My New Year's wish is for the health and resurgence of democracy. What follows is a slightly edited version of a morning prayer I offered last month at the Appleton Chapel of the Memorial Church at Harvard University.
Let us say a prayer for democracy. But let us do more than pray. Let's ask ourselves what it means to live by a democratic ethic. "Here on earth," as John F. Kennedy said, "God's work must truly be our own."
We know that democracy, particularly in its liberal form, is embattled, facing threats within nations that have long been proud of their democratic traditions, and competition from systems that tout themselves as better able to deliver many of life's good things.
But the greatest threat to democracy may be our own indifference.
Democracy properly encourages open-mindedness. But are we so open-minded that we are not willing to say, unequivocally, that a system providing for free speech, freedom of conscience, a free media, freedom of religion, and genuinely free elections is both morally and practically better than alternative systems? Are we so concerned about our tendency to deify our own culture and our own traditions, are we so turned off by the invocation of democracy in defense of wars we might have opposed, that we are unwilling to assert that democracy is worth defending across cultures and nations?
Democracy is and always has been imperfect in practice. Vaclav Havel, the Czech dissident who became his country's president, told Congress in 1990: "As long as people are people, democracy in the full sense of the word will always remain an ideal. One may approach democracy as one would a horizon, in ways that may be better or worse, but which can never be fully attained. In this sense, you, too, are merely approaching democracy."
In embracing democracy, as the historian James Kloppenberg has written, we are standing up for three contested principles: popular sovereignty, autonomy and equality. We are also embracing three premises: deliberation, pluralism and reciprocity.
We know that in its liberal form, democracy must at times resist popular sovereignty — a majority of the people cannot vote away their own rights or anyone else's. We know that our own quest for autonomy can conflict with our obligations to the communities to which we owe debts. We know that many democracies, including our own, are a long way from true equality.
Yet in the face of these tensions and imperfections, which values would we place above popular sovereignty, autonomy and equality — and also above deliberation, pluralism and reciprocity? If we would uphold these commitments, we should be prepared, with Havel, to defend the democratic ideal.
We should also be prepared to live it. For religious people, the grounding for democracy is a belief that all human beings are endowed with equal dignity by God. But one need not be religious to insist on the equal dignity of our fellow human beings. One need only be a small-d democrat.

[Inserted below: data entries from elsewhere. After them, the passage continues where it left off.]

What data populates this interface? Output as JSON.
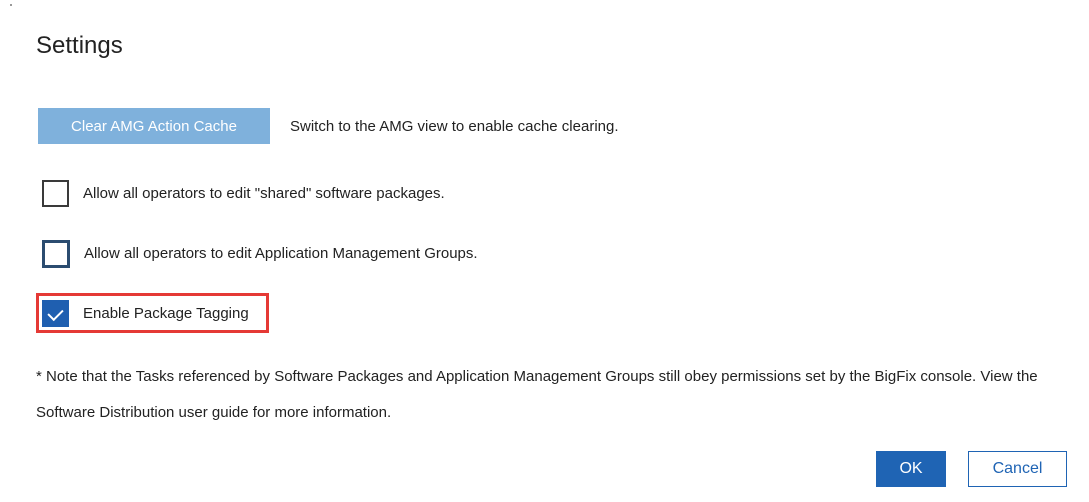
{
  "dialog": {
    "title": "Settings"
  },
  "cache": {
    "clear_button_label": "Clear AMG Action Cache",
    "hint": "Switch to the AMG view to enable cache clearing."
  },
  "options": [
    {
      "label": "Allow all operators to edit \"shared\" software packages.",
      "checked": false
    },
    {
      "label": "Allow all operators to edit Application Management Groups.",
      "checked": false
    },
    {
      "label": "Enable Package Tagging",
      "checked": true
    }
  ],
  "note": "* Note that the Tasks referenced by Software Packages and Application Management Groups still obey permissions set by the BigFix console. View the Software Distribution user guide for more information.",
  "footer": {
    "ok_label": "OK",
    "cancel_label": "Cancel"
  },
  "colors": {
    "primary": "#1f64b4",
    "disabled_button": "#7fb1dc",
    "highlight": "#e53935"
  }
}
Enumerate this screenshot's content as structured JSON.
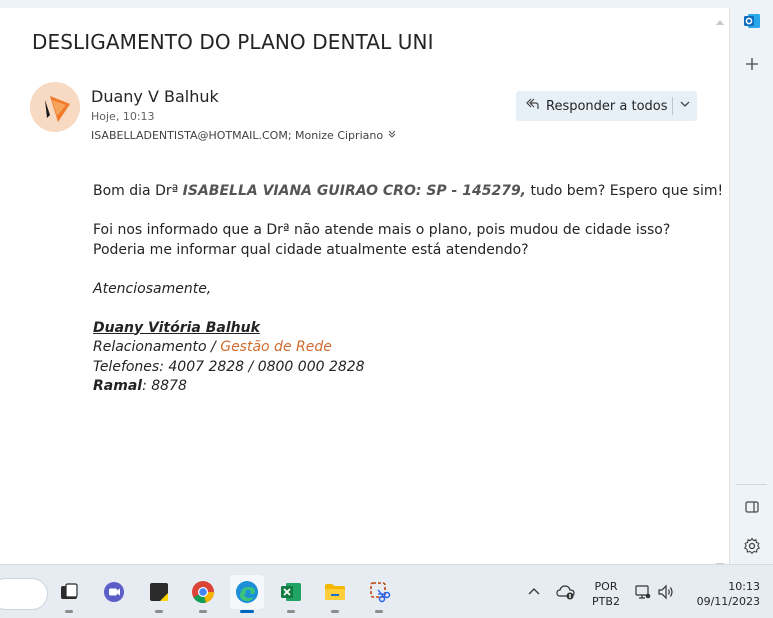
{
  "email": {
    "subject": "DESLIGAMENTO DO PLANO DENTAL UNI",
    "sender": "Duany V Balhuk",
    "time": "Hoje, 10:13",
    "recipients": "ISABELLADENTISTA@HOTMAIL.COM; Monize Cipriano",
    "reply_all_label": "Responder a todos",
    "body": {
      "greeting_start": "Bom dia Drª ",
      "greeting_name": "ISABELLA VIANA GUIRAO CRO: SP - 145279,",
      "greeting_end": " tudo bem?  Espero que sim!",
      "line1": "Foi nos informado que a Drª não atende mais o plano, pois mudou de cidade isso?",
      "line2": "Poderia me informar qual cidade atualmente está atendendo?",
      "closing": "Atenciosamente,",
      "sig_name": "Duany Vitória Balhuk ",
      "sig_role_prefix": "Relacionamento / ",
      "sig_role_dept": "Gestão de Rede",
      "sig_phones": "Telefones: 4007 2828 / 0800 000 2828",
      "sig_ext_label": "Ramal",
      "sig_ext_value": ": 8878"
    }
  },
  "taskbar": {
    "lang_top": "POR",
    "lang_bottom": "PTB2",
    "clock_time": "10:13",
    "clock_date": "09/11/2023",
    "apps": [
      "store-app-icon",
      "teams-icon",
      "sticky-notes-icon",
      "chrome-icon",
      "edge-icon",
      "excel-icon",
      "file-explorer-icon",
      "snipping-tool-icon"
    ]
  },
  "colors": {
    "accent": "#0f6cbd",
    "link_orange": "#d06b2f",
    "reply_bg": "#e8f0f7"
  }
}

A devotion to democracy thus ought to affect how we treat others. We often have to deal with hierarchies, but we should never internalize them. Those at the bottom of formal authority structures see things and know things that cannot be seen from on high. We should, as Pope Francis has said, seek the wisdom available only on the peripheries. We learn from experience — and from the news — that the distributions of virtue, compassion and judgment are not correlated with the distributions of power and wealth.
Democracy, finally, is rooted in two intuitions, about our aspirations to transcendence, which allow us to imagine a better world, and about our proclivities to sin and failure, which require limits on the power any of us can wield. Thus, Reinhold Niebuhr's aphorism: "Man's capacity for justice makes democracy possible; but man's inclination to injustice makes democracy necessary."
The conservative writer William F. Buckley Jr. once said that he would rather be governed by the first 2,000 names in the Boston phone book than by the Harvard faculty. I no doubt have a higher opinion of the Harvard faculty than Buckley did, but the instinct behind his provocation should stay with us.
Democracy imposes a discipline. It demands that no fortunate group should ever claim, by virtue of its position or its educational attainments, the unchallenged right to impose its will on others. To invoke the late Benjamin Barber's lovely phrase, the only aristocracy democracy fully sanctions is "an aristocracy of everyone." It is the one sort of aristocracy worth praying for.